Insoucieux du bien commun, irrespectueux de ses concitoyens, inconvenant, irascible, impulsif, influençable, inculte - en un mot : ubuesque - l’homme qui va diriger le pays le plus puissant du monde est donc bien une figure du grotesque en politique. Il y a, certes, une différence entre la créature du Collège de Pataphysique et le nouveau président des Etats-Unis : la première est arrivée au pouvoir par la force, le second y est parvenu par les urnes. L’avenir dira s’il y a une autre différence entre eux : à la fin de la pièce, le personnage de fiction est chassé du pouvoir ; alors que s’accumulent les révélations compromettantes sur son double dans le monde réel, et notamment sur ses liens secrets avec des puissances étrangères qui conduisent un nombre croissant de députés à mettre en cause son élection et à boycotter son investiture, il n’est pas certain qu’il aille jusqu’au terme de son mandat.

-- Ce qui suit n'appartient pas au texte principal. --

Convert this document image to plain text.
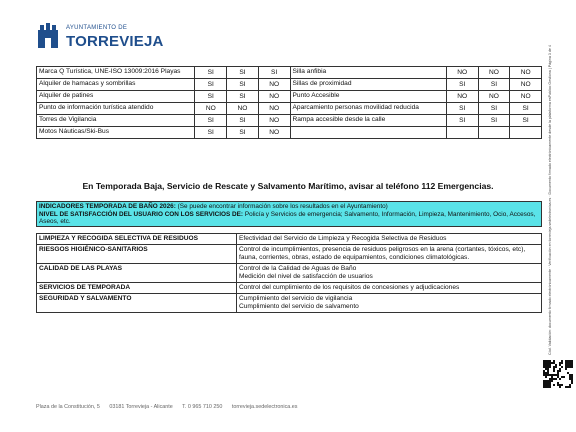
AYUNTAMIENTO DE
TORREVIEJA
Marca Q Turística, UNE-ISO 13009:2016 Playas	SI	SI	SI	Silla anfibia	NO	NO	NO
Alquiler de hamacas y sombrillas	SI	SI	NO	Sillas de proximidad	SI	SI	NO
Alquiler de patines	SI	SI	NO	Punto Accesible	NO	NO	NO
Punto de información turística atendido	NO	NO	NO	Aparcamiento personas movilidad reducida	SI	SI	SI
Torres de Vigilancia	SI	SI	NO	Rampa accesible desde la calle	SI	SI	SI
Motos Náuticas/Ski-Bus	SI	SI	NO				
En Temporada Baja, Servicio de Rescate y Salvamento Marítimo, avisar al teléfono 112 Emergencias.
INDICADORES TEMPORADA DE BAÑO 2026: (Se puede encontrar información sobre los resultados en el Ayuntamiento)
NIVEL DE SATISFACCIÓN DEL USUARIO CON LOS SERVICIOS DE: Policía y Servicios de emergencia; Salvamento, Información, Limpieza, Mantenimiento, Ocio, Accesos, Aseos, etc.
LIMPIEZA Y RECOGIDA SELECTIVA DE RESIDUOS	Efectividad del Servicio de Limpieza y Recogida Selectiva de Residuos

RIESGOS HIGIÉNICO-SANITARIOS	Control de incumplimientos, presencia de residuos peligrosos en la arena (cortantes, tóxicos, etc), fauna, corrientes, obras, estado de equipamientos, condiciones climatológicas.

CALIDAD DE LAS PLAYAS	Control de la Calidad de Aguas de Baño
Medición del nivel de satisfacción de usuarios

SERVICIOS DE TEMPORADA	Control del cumplimiento de los requisitos de concesiones y adjudicaciones

SEGURIDAD Y SALVAMENTO	Cumplimiento del servicio de vigilancia
Cumplimiento del servicio de salvamento	Cód. Validación: documento firmado electrónicamente · Verificación en torrevieja.sedelectronica.es · Documento firmado electrónicamente desde la plataforma esPublico Gestiona | Página 3 de 4
Plaza de la Constitución, 5 03181 Torrevieja - Alicante T. 0 965 710 250 torrevieja.sedelectronica.es
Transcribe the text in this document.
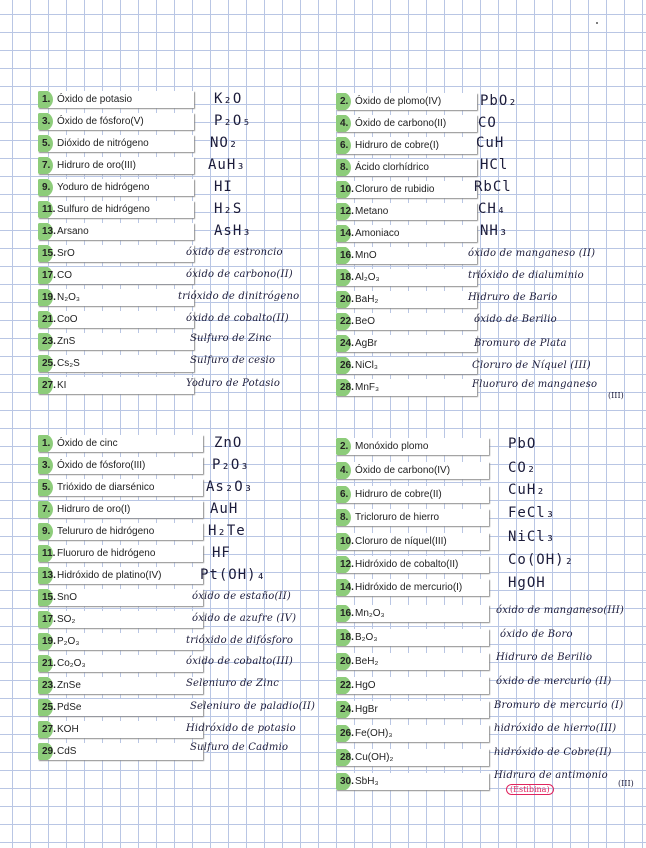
1. Óxido de potasio	K₂O
3. Óxido de fósforo(V)	P₂O₅
5. Dióxido de nitrógeno	NO₂
7. Hidruro de oro(III)	AuH₃
9. Yoduro de hidrógeno	HI
11. Sulfuro de hidrógeno	H₂S
13. Arsano	AsH₃
15. SrO	óxido de estroncio
17. CO	óxido de carbono(II)
19. N₂O₃	trióxido de dinitrógeno
21. CoO	óxido de cobalto(II)
23. ZnS	Sulfuro de Zinc
25. Cs₂S	Sulfuro de cesio
27. KI	Yoduro de Potasio
2. Óxido de plomo(IV)	PbO₂
4. Óxido de carbono(II) CO
6. Hidruro de cobre(I)	CuH
8. Ácido clorhídrico	HCl
10. Cloruro de rubidio	RbCl
12. Metano	CH₄
14. Amoniaco	NH₃
16. MnO	óxido de manganeso (II)
18. Al₂O₃	trióxido de dialuminio
20. BaH₂	Hidruro de Bario
22. BeO	óxido de Berilio
24. AgBr	Bromuro de Plata
26. NiCl₃	Cloruro de Níquel (III)
28. MnF₃	Fluoruro de manganeso
(III)
1. Óxido de cinc	ZnO
3. Óxido de fósforo(III)	P₂O₃
5. Trióxido de diarsénico	As₂O₃
7. Hidruro de oro(I)	AuH
9. Telururo de hidrógeno	H₂Te
11. Fluoruro de hidrógeno	HF
13. Hidróxido de platino(IV)	Pt(OH)₄
15. SnO	óxido de estaño(II)
17. SO₂	óxido de azufre (IV)
19. P₂O₃	trióxido de difósforo
21. Co₂O₃	óxido de cobalto(III)
23. ZnSe	Seleniuro de Zinc
25. PdSe	Seleniuro de paladio(II)
27. KOH	Hidróxido de potasio
29. CdS	Sulfuro de Cadmio
2. Monóxido plomo	PbO
4. Óxido de carbono(IV)	CO₂
6. Hidruro de cobre(II)	CuH₂
8. Tricloruro de hierro	FeCl₃
10. Cloruro de níquel(III)	NiCl₃
12. Hidróxido de cobalto(II)	Co(OH)₂
14. Hidróxido de mercurio(I)	HgOH
16. Mn₂O₃	óxido de manganeso(III)
18. B₂O₃	óxido de Boro
20. BeH₂	Hidruro de Berilio
22. HgO	óxido de mercurio (II)
24. HgBr	Bromuro de mercurio (I)
26. Fe(OH)₃	hidróxido de hierro(III)
28. Cu(OH)₂	hidróxido de Cobre(II)
30. SbH₃	Hidruro de antimonio
(III)
(Estibina)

De quoi Trump est-il donc le nom ? Ce qui trouble si profondément les analystes qui s’efforcent de répondre à cette question n’est ni la politique qu’il va mener, car elle se dessine clairement à travers les nominations des membres de son gouvernement ni l’électorat qui l’a porté au pouvoir, dont on saisit peu à peu les multiples logiques ayant présidé à son choix, mais l’homme lui-même. Au moment où il est officiellement investi, il n’est peut-être pas trop tard pour prendre au sérieux ce qu’il représente - fût-ce dans le registre du grotesque.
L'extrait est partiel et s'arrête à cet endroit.